Interior design is a process for solving the physical and aesthetic needs of people in interior spaces for living, working, personal care, worship or recreation.

Interior Design

Interior design is a process for solving the physical and aesthetic needs of people in interior spaces for living, working, personal care, worship or recreation. The professional interior designer is qualified by education, experience and examination to enhance the function and quality of interior spaces, and deals with a variety of design problems in private residences, commercial businesses, corporations, and public and private institutions.

For the purpose of improving the quality of life, increasing productivity, and protecting the health, safety, and welfare of the public, the designer must identify and analyze the client's requirements, creatively develop the best solution, and supervise the installation of the project. The design solution will include such elements as furnishings, lighting, colour, interior architectural components and finishes, accessories and art. These elements will be organized according to function, architecture, climate and individual needs and preferences. Interior designers must be competent in design theory and aesthetics, history, analysis, space planning and programming, specifications and inspections, as well as related aspects of environmental design. Technical knowledge should include interior construction; building systems and related codes; equipment; business practices; and graphic and written-communication skills. Interior designers collaborate in multidisciplinary project teams, with other design professionals including architects, engineers and graphics and industrial designers.

Interior decoration as a career began in the US in the late 19th century, receiving its initial impetus from Candace Wheeler, who published an article in 1890 entitled "Interior Decoration as a Profession for Women." Until 1950 the decorator was principally concerned with the selection and arrangement of interior furnishings for the affluent. After WWII the rapid expansion of industry, the extensive development in commercial and domestic building, and the increasing desire for better living and working conditions greatly stimulated the demand for qualified interior designers. Canadian interior designers have distinguished themselves in a broad variety of work in the field since 1950, both as individuals and in design practices, in Canada and internationally. Others work as inhouse designers for corporations, government agencies or architectural practices.

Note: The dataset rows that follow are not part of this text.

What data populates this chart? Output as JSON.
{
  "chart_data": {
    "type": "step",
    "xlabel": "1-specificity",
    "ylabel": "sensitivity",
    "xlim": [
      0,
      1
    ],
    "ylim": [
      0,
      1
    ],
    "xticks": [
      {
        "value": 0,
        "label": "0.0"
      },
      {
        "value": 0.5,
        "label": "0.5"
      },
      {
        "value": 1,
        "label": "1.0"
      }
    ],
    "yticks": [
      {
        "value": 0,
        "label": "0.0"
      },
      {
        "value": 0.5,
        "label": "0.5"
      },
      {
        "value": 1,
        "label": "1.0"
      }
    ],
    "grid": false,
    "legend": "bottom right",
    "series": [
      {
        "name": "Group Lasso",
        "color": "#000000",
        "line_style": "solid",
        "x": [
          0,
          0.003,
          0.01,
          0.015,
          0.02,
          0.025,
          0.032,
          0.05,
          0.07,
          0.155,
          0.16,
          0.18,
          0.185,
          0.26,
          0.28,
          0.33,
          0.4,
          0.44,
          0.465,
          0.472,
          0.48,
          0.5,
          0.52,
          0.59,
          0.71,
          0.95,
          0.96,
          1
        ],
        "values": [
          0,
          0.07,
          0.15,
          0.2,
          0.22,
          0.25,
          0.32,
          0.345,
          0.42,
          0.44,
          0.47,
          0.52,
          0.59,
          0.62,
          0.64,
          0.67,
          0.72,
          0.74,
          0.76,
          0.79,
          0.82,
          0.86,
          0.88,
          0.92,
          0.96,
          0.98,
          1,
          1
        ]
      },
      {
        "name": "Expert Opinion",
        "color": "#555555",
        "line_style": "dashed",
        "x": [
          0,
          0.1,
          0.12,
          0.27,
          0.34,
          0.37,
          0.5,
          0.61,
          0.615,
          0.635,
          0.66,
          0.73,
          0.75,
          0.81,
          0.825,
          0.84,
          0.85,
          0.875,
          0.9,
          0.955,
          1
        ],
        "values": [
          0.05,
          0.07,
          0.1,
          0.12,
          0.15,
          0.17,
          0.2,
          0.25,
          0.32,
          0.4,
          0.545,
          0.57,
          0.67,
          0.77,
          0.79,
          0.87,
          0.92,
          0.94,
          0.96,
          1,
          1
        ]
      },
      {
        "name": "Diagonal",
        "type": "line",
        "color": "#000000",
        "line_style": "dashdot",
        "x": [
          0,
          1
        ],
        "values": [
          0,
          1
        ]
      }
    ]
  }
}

In Canada there are 22 interior design programs, 3 of which are degree granting: Ryerson Polytechnic University in Toronto, the University of Manitoba in Winnipeg, and Kwantlen College in Richmond, BC, in collaboration with the Open University of BC. Community colleges and private schools offer 2- and 3-year diploma courses in interior design in almost every province west of the Maritimes.

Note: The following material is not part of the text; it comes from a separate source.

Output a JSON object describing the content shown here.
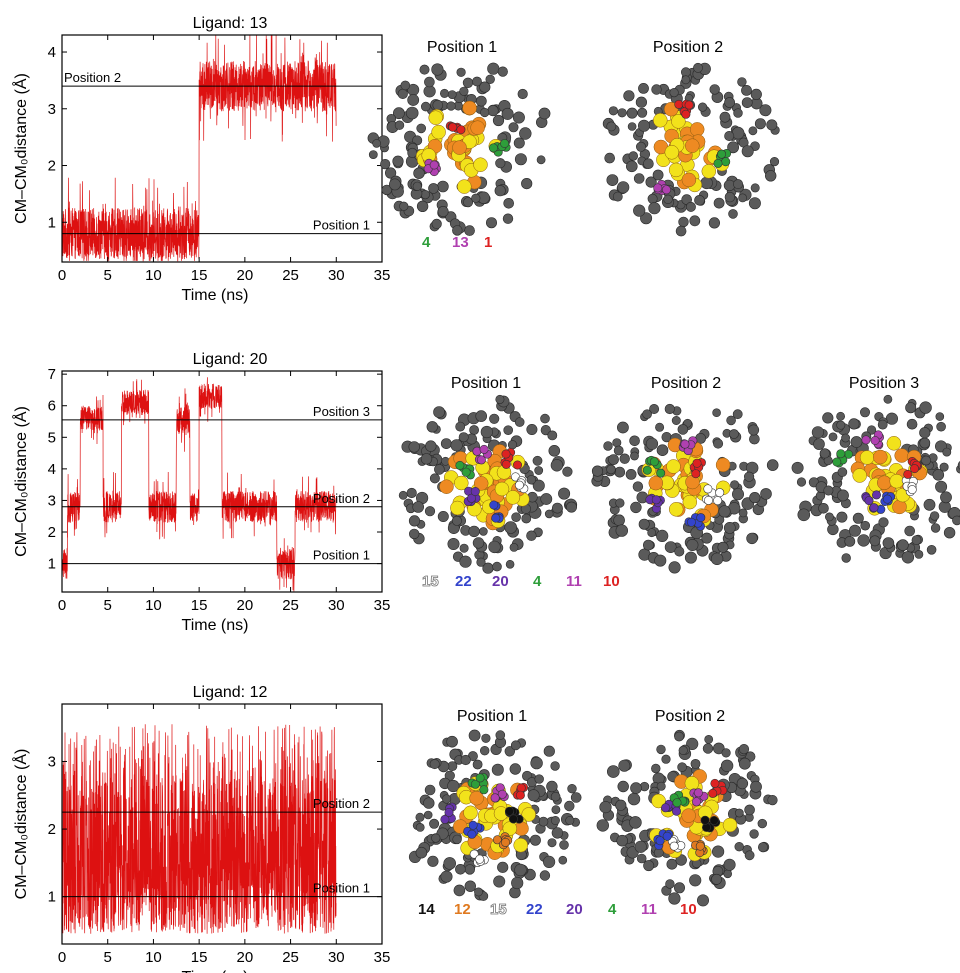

Interior Designers of Canada (IDC), the national professional association, maintains an office in Toronto and is governed by representatives from each of the 8 provincial interior design associations in Canada, some of which are self-governing through provincial legislation: in British Columbia, Alberta, Saskatchewan, Manitoba, Ontario, Québec, New Brunswick and Nova Scotia. Membership is voluntary, as one can practise as an interior designer in Canada without being a registered professional. However, provincial legislation in certain provinces gives associations' members the right to restricted title and approved status with regards to application for building permits.

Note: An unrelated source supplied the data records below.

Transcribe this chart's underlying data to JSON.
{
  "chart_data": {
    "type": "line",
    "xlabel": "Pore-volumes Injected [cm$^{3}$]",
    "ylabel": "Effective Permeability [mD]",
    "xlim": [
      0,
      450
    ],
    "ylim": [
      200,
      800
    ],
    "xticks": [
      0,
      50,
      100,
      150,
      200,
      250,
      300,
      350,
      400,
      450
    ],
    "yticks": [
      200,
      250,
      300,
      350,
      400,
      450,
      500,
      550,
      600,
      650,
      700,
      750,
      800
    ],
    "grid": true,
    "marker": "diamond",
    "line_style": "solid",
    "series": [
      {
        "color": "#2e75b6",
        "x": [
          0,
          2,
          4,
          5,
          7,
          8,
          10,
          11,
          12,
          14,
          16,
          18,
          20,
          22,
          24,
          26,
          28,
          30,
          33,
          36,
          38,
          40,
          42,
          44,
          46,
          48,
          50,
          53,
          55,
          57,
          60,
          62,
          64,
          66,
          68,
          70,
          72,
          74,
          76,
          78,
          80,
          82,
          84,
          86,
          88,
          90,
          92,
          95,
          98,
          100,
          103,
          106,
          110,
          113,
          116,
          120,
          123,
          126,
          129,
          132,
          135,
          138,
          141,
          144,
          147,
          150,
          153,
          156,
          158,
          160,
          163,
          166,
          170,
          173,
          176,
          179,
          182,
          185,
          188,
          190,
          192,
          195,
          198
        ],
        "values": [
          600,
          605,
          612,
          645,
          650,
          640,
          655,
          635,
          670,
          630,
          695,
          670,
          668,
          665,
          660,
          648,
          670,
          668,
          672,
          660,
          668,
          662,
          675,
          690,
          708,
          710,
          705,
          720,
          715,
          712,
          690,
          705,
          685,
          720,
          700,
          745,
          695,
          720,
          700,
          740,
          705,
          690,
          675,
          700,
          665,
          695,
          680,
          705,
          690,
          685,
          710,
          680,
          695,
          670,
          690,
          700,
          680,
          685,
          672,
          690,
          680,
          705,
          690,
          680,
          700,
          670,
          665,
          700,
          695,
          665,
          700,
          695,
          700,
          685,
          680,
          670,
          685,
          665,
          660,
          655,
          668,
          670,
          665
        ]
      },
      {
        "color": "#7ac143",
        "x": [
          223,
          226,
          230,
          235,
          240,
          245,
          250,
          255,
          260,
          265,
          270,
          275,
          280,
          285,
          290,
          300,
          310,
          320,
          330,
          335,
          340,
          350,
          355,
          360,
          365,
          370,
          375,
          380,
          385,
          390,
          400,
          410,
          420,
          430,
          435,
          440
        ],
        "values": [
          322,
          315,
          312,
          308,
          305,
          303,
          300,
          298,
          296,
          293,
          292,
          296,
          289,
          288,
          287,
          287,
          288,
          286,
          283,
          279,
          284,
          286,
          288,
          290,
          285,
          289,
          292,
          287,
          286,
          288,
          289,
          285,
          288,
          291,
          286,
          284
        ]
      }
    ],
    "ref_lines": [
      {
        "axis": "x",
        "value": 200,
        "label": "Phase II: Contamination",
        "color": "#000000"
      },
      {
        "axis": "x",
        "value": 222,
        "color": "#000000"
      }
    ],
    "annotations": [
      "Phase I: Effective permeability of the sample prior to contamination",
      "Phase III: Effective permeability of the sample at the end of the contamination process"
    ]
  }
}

Canadian interior design practitioners and educators participate in international organizations affecting education and examination, ethics and conduct, promotion of interior design to the public, advocacy, and practice of the profession. These include the Foundation for Interior Design Education Research (FIDER), the international accrediting body for interior design programs and the National Council for Interior Design Qualification (NCIDQ), an examining body that applies competency qualification criteria for membership in provincial associations. Both of these organizations provide affiliation through IDC membership. Other important organizations are the Interior Design Educators Council (IDEC), an international association of interior design educators dedicated to the advancement of interior design education through establishing a body of knowledge and a base for research; and the International Federation of Interior Architects and Interior Designers (IFI), an international association of associations that functions as a network for the sharing, on a global basis, of information and activities related to the design of the interior environment.

Interior design in the future will be affected by an increasing acknowledgement of its importance to the well-being of people in their immediate environment.